Die Kirchengemeinde der Ev. Stadtkirche Ludwigsburg unterhält auch eine ausgesprochen informativ und ansprechend gestaltete Website: https://www.stadtkirche-ludwigsburg.de/

Das städtebauliche Gegenüber der Stadtkirche, die katholische Kirche „Zur heiligsten Dreieinigkeit“ ist ebenfalls Teil meiner Sammlung #1000Kirchen. Auch sie ist übrigens innen sehr modern gestaltet und einen Besuch Wert.

 

 

 

Schillers Taufkirche (#0015)

Stadtkirche Marbach, Niklastorstr. 5, 71672 Marbach a. N.

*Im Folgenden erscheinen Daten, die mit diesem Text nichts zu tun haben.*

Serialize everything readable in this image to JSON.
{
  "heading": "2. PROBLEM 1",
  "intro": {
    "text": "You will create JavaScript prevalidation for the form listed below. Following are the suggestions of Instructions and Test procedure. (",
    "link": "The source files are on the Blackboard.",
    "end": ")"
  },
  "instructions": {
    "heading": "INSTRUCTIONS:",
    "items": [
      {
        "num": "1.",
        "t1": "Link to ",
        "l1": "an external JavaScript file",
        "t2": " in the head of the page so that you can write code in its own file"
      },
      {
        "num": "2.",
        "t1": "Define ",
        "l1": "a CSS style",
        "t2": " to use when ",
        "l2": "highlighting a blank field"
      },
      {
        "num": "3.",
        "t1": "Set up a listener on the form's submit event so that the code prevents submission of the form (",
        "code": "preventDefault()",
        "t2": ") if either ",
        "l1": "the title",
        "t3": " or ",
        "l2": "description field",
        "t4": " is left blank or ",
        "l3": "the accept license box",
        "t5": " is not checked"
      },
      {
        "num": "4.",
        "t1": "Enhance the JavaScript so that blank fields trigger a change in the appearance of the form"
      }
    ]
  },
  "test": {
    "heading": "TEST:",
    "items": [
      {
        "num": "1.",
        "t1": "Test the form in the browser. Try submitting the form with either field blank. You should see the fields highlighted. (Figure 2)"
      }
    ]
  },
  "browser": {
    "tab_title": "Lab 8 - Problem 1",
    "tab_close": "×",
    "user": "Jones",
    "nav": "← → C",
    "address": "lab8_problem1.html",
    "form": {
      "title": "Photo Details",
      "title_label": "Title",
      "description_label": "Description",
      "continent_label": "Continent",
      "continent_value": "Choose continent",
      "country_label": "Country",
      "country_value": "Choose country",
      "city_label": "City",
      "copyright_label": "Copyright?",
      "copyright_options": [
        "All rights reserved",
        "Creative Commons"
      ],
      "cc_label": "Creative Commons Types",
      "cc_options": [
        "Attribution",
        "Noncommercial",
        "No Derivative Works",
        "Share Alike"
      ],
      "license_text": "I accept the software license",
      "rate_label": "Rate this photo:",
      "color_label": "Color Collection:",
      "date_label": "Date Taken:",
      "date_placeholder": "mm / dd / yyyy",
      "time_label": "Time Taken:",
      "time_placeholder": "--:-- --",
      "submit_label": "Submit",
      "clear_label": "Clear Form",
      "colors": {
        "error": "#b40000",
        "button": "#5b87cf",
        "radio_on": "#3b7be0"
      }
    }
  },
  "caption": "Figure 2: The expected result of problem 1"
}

Mein Besuch am 25. Juli 2021

Eng geht es zu rund um die Stadtkirche von Marbach a. N.

Eng winden sich die Gässchen um die Kirche, es ist schwierig, genug Abstand zu gewinnen, um sie in ihrer Gänze erfassen zu können. Ein kleines Fachwerk-Türmchen für eine Wendeltreppe schmiegt sich an ihre verbaute Fassade, ein barocker Glockenturm thront auf ihrem Dach.

In diesem Kirchlein wurde am 11. November 1959 Friedrich Schiller getauft, der nur wenige Schritte entfernt geboren wurde. Der damals genutzte Taufstein ist noch heute in Gebrauch. Schiller wird ihm nicht mehr viel Beachtung geschenkt haben, da seine Familie schon bald von Marbach fort ziehen musste. Der rebellische Geist, der ihn bald in Konflikt mit dem württembergischen Herrscherhaus brachte, macht es eher unwahrscheinlich, dass Schiller als Erwachsener nochmals nach Marbach zurückkehrte. Und so steht der berühmte Taufstein ziemlich verloren in dieser sonst wie ausgeweidet wirkenden Kirche. Kein Altar ziert den Chor, die Orgel steht praktisch, aber nicht organisch, seitlich im Hauptschiff, und die Empore ist daher gähnend leer.

Diese Kirche hat manches mitgemacht, und es nimmt kein Ende. Beim Stadtbrand war sie 1693 ausgebrannt, wurde dann wieder aufgebaut. Seither hat sie den Aufstieg Württembergs zum Königreich, die Revolution 1918, den Nationalsozialismus er- und überlebt. Im Oktober 2020 wurde ihre Haupteingangstür zum Ziel eines Brandanschlages eines Marbachers, der sich selbst der „Reichsbürger“-Szene zuordnet.

Die Orgel neben dem Altar ist sicher praktisch, aber is sie da auch schön? Und links daneben die Taufurkunde von Friedrich Schiller

Ich hatte bereits in der mächtigen Stiftskirche von Herrenberg beklagt, dass manche Kirchen ihrer Seele beraubt werden. So geht es mir auch hier: Dieses alte Gemäuer hätte so viel zu erzählen, viel mehr als der Taufstein eines berühmten Marbachers. Aber sie erzählt leider wenig.